The fire began shortly before 1:12 p.m., when firefighters and police were called to the scene.
No one was injured in the fire said David Hartman, Charlottesville Fire Department battalion chief.
The fire began when workers from a company that contracts with the University used an electric gun to remove old paint from the facing of Maury Hall's roof. The heat from the electric gun lit cotton on fire that was in the edges of wooden panels behind the paint.
"That kind of fire can be very dangerous because they have very little visibility," said Director of Facilities Operations Chris Willis.
Police, facilities management employees and Charlottesville Fire Department workers surrounded Maury Hall soon after the fire begun while students and faculty evacuated the building.
"There was an orderly evacuation," said Joel Swanson, associate professor of Naval Science, who was working in the building at the time of the fire.
Firefighters quickly extinguished the fire, which took place in the roof of the Commandant's Office, a room on the southeast side of Maury Hall.

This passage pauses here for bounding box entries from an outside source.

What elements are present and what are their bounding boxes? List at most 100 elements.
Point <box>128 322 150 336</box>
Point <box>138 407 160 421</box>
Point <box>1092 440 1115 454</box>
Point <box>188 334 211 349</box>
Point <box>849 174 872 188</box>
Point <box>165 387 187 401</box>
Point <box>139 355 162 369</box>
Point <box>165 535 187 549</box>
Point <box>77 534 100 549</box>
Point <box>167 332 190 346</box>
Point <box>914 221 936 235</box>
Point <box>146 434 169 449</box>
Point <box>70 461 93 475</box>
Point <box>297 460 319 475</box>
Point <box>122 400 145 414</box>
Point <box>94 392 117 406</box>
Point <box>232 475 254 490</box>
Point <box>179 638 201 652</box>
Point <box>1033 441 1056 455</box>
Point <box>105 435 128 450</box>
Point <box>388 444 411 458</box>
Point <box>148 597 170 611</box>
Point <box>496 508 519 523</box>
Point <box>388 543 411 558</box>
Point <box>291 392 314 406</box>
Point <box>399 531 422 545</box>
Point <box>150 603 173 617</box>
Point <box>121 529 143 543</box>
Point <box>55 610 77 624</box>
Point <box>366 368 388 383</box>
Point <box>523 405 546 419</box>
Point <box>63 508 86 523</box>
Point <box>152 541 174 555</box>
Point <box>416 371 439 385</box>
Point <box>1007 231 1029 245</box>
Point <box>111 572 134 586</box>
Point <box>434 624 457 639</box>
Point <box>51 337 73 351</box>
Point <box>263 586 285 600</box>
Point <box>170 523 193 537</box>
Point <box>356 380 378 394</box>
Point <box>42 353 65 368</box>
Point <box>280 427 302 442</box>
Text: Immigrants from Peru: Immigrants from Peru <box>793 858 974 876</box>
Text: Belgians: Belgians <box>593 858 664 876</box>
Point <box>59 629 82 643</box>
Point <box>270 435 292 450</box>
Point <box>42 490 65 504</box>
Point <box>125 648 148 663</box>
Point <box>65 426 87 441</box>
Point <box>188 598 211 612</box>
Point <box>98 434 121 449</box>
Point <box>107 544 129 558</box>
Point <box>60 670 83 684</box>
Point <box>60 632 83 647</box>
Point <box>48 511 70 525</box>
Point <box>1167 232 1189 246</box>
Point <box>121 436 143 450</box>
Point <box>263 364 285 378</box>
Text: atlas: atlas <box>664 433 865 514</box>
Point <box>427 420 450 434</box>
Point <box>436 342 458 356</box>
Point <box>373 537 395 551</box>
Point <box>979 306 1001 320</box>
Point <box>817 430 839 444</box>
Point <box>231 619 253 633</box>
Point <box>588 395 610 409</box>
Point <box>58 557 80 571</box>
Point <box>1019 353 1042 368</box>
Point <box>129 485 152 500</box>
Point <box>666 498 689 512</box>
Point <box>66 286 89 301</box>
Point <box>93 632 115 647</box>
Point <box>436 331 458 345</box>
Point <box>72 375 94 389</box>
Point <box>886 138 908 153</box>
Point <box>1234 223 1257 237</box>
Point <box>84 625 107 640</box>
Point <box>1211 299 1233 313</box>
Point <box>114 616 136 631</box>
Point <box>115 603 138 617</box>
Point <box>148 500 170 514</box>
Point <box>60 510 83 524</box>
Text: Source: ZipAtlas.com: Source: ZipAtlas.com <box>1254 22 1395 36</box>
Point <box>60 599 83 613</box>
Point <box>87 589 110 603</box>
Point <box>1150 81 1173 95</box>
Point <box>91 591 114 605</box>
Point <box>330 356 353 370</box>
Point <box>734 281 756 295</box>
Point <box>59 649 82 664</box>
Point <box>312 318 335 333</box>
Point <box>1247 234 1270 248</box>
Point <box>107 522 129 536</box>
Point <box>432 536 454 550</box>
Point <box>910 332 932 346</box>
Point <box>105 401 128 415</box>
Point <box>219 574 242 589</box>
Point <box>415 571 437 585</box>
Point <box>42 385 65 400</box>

Two fire trucks parked on McCormick Road, while other police and fire department vehicles parked outside Minor Hall and in the Cabell Hall parking lot. One fire truck pumped water to the scene from a fire hydrant in the Cabell Hall parking lot.
Once the fire was extinguished, firefighters and facilities management officials cut holes in the exterior of Maury Hall and the roof of the Commandant's Office. The holes were a precautionary measure to make sure there were no other hotspots in the building, Willis said.
The firefighters and police had left the scene by 3 p.m., but facilities management workers stayed at Maury Hall through the early evening, monitoring the situation. Students and faculty were allowed back in the building around 3 p.m.
The Commandant's Office remained closed yesterday but should reopen today, Willis said.
The cost of the damage from the fire is unclear, though the main damage is from the holes the firefighters cut in the building to check for smoldering areas within the roof of the building.
"There is going to be hardly any permanent damage," Hartman said.
The Commandant's Office will require "minor repairs to reinstall the ceiling," University Fire Marshall Tim Ritchey said.
However, repairs to the building's facade could be costly because of the age and design of the building, Willis said.